The workaround I used was to open the CFM files with notepad, and then resave them as UTF-8 files with the same code. Notepad gives the option to save a file in ANSI format or in UTF-8 format. After I did this with my web application CFM files they then correctly showed the UTF-8 characters.

Probably not the best solution, but at least it works. Would probably work the same for ASP.NET and PHP files, as well as for COLDFUSION files. Hope this helps.

Michael G. Workman

mworkman@usbid.com

http://www.usbid.com

http://ic.locate-ic.com

jeremy1Author
Inspiring
November 30, 2011

Hi Michael,

I believe what Notepad is doing is just adding the BOM to the file when you save it as "UTF-8". Dreamweaver can do this for you by going to Modify > Page Properties, then clicking Title/Encoding and checking on Include Unicode Signature (BOM).

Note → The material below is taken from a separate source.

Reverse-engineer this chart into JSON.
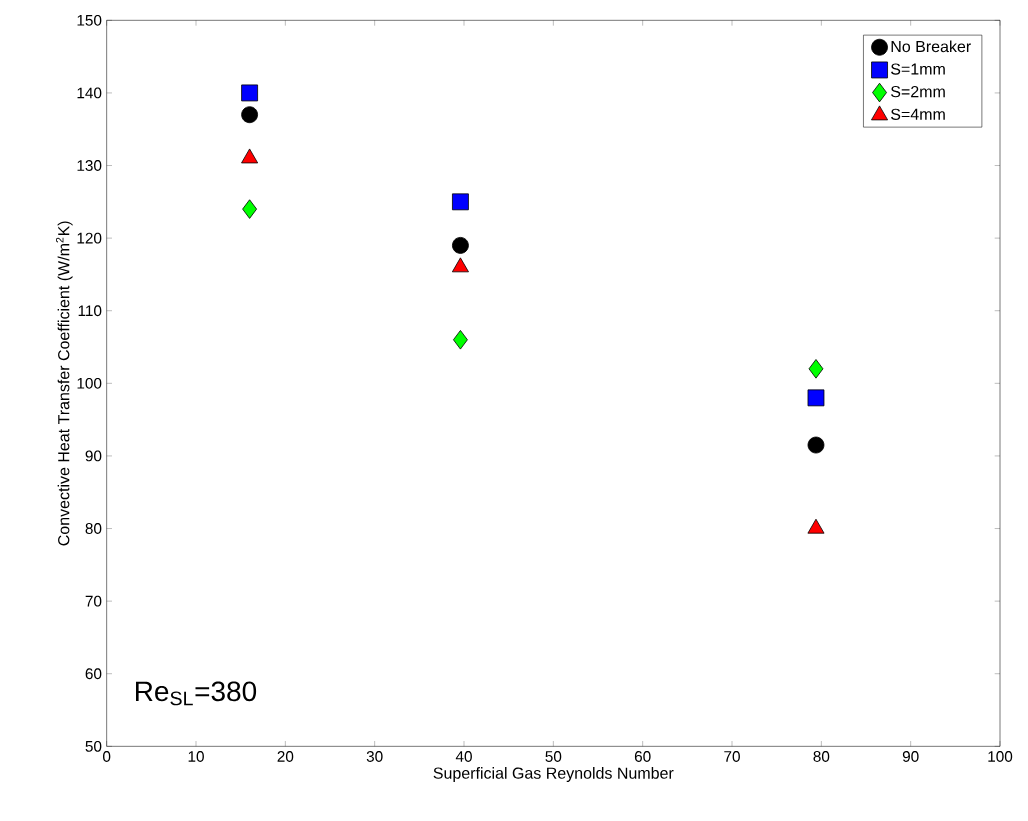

This will work to make CF properly display unicode characters.

The reason this does not seem to be a proper solution to me is that:

1) Developing in a team environment it is pretty tough to enforce that everyone has this checked on. Maybe there is an easy way to tell other than opening every file and going into tthat one dialog in Dreamweaver.

2) PHP and HTML files do not need this BOM in order to display unicode characters. I've already set the charset in the <head> of my document, why do I need to set it again?

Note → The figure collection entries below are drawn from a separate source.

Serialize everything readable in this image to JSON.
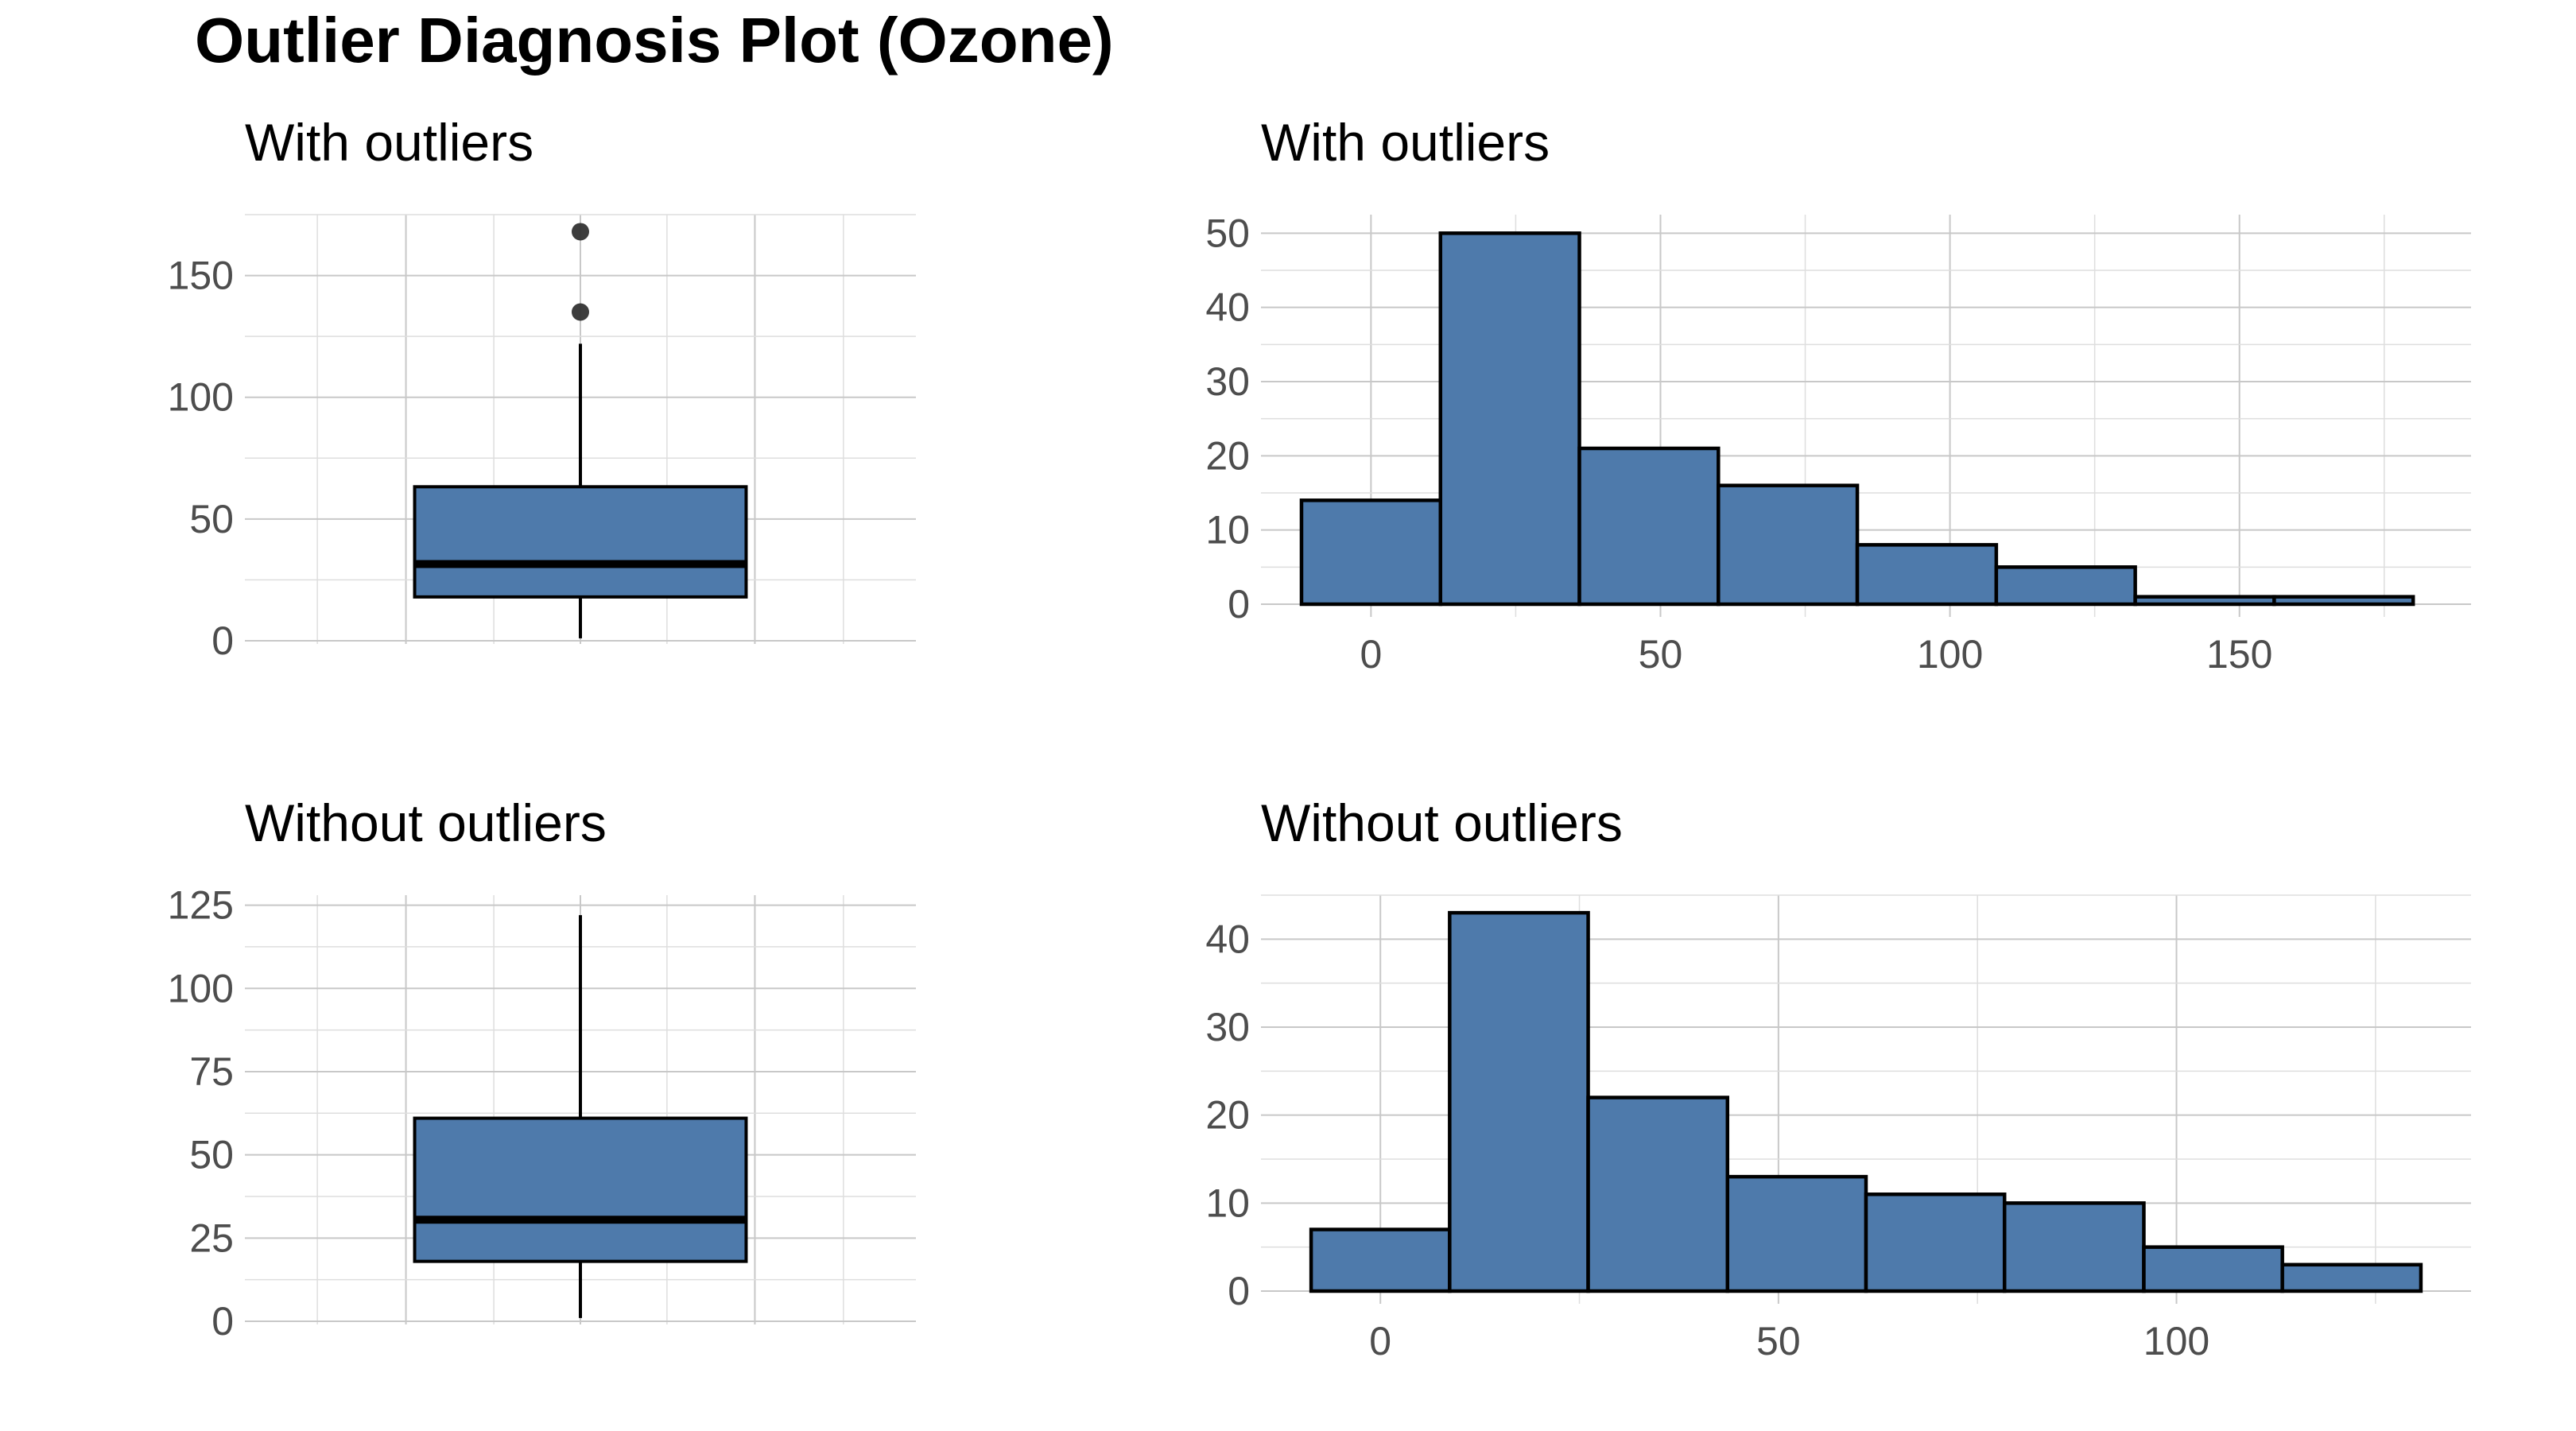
{
  "figure_title": "Outlier Diagnosis Plot (Ozone)",
  "colors": {
    "fill": "#4e7aab",
    "outline": "#000000",
    "grid": "#c8c8c8",
    "tick_text": "#4d4d4d"
  },
  "chart_data": [
    {
      "id": "box_with",
      "type": "boxplot",
      "title": "With outliers",
      "ylim": [
        0,
        175
      ],
      "y_ticks": [
        0,
        50,
        100,
        150
      ],
      "stats": {
        "min": 1,
        "q1": 18,
        "median": 31.5,
        "q3": 63.25,
        "max": 122
      },
      "outliers": [
        135,
        168
      ]
    },
    {
      "id": "hist_with",
      "type": "histogram",
      "title": "With outliers",
      "xlim": [
        -19,
        190
      ],
      "ylim": [
        0,
        52.5
      ],
      "x_ticks": [
        0,
        50,
        100,
        150
      ],
      "y_ticks": [
        0,
        10,
        20,
        30,
        40,
        50
      ],
      "bins": [
        {
          "start": -12,
          "end": 12,
          "count": 14
        },
        {
          "start": 12,
          "end": 36,
          "count": 50
        },
        {
          "start": 36,
          "end": 60,
          "count": 21
        },
        {
          "start": 60,
          "end": 84,
          "count": 16
        },
        {
          "start": 84,
          "end": 108,
          "count": 8
        },
        {
          "start": 108,
          "end": 132,
          "count": 5
        },
        {
          "start": 132,
          "end": 156,
          "count": 1
        },
        {
          "start": 156,
          "end": 180,
          "count": 1
        }
      ]
    },
    {
      "id": "box_without",
      "type": "boxplot",
      "title": "Without outliers",
      "ylim": [
        0,
        128
      ],
      "y_ticks": [
        0,
        25,
        50,
        75,
        100,
        125
      ],
      "stats": {
        "min": 1,
        "q1": 18,
        "median": 30.5,
        "q3": 61,
        "max": 122
      },
      "outliers": []
    },
    {
      "id": "hist_without",
      "type": "histogram",
      "title": "Without outliers",
      "xlim": [
        -15,
        137
      ],
      "ylim": [
        0,
        45
      ],
      "x_ticks": [
        0,
        50,
        100
      ],
      "y_ticks": [
        0,
        10,
        20,
        30,
        40
      ],
      "bins": [
        {
          "start": -8.7,
          "end": 8.7,
          "count": 7
        },
        {
          "start": 8.7,
          "end": 26.1,
          "count": 43
        },
        {
          "start": 26.1,
          "end": 43.6,
          "count": 22
        },
        {
          "start": 43.6,
          "end": 61,
          "count": 13
        },
        {
          "start": 61,
          "end": 78.4,
          "count": 11
        },
        {
          "start": 78.4,
          "end": 95.9,
          "count": 10
        },
        {
          "start": 95.9,
          "end": 113.3,
          "count": 5
        },
        {
          "start": 113.3,
          "end": 130.7,
          "count": 3
        }
      ]
    }
  ]
}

Ideally there would be a universal setting in CF to just make it act like HTML, PHP, et al and pay attention to the charset instead of garbling my text. Also CF claims to default to unicode anyway....but this doesn't seem to be the case!! For some reason I now have to add a <cfprocessingdirective> tag to every page in my app that may display text to the user. Seems like a pain and extra work to me!

How come no one else seems to be having this problem?

12Robots
12RobotsCorrect answer
Participating Frequently
November 30, 2011

>>  I've already set the charset in the <head> of my document, why do I need to set it again?

To be clear, these are two different things.  Set the encoding in the <head> of your document is for the web browser to know how to render the content. Setting the processing directive is to tell CF how to compile the file. They are very different things for different purposes and, for whatever reason, may not always match.

You could try changing the default that Java uses. Try adding this to your Java settings in the ColdFusion admin:

-Dfile.encoding=UTF8

Jason

12Robots
Participating Frequently
November 29, 2011

Try adding this to the top of the page:

<cfprocessingdirective pageencoding = "utf-8">

jeremy1Author
Inspiring
November 29, 2011

Ok, that did work...but do I really need to add that tag to EVERY single page in my entire application? Surely CF wouldn't be so terribly clunky.

I also found that by turning on the BOM in dreamweaver it started to display unicode properly.The problem with turning on the BOM for us is that we develop in a team and it would be very easy for someone to forget to turn this one little setting on as it's NOT the dreamweaver default.

I need a global default. Am I the only one in the world using codlfusion and utf-8? It seems rediculous that CF would make you put that tag in every page, especially when it claims to have UTF-8 as the default anyway.

Any other solutions?

12Robots
Participating Frequently
November 29, 2011

You could try adding it to your App.cfc, perhaps in onRequest or onRequestStart. I have not tested it, so I don't know if that would work, but I don't know why it wouldn't.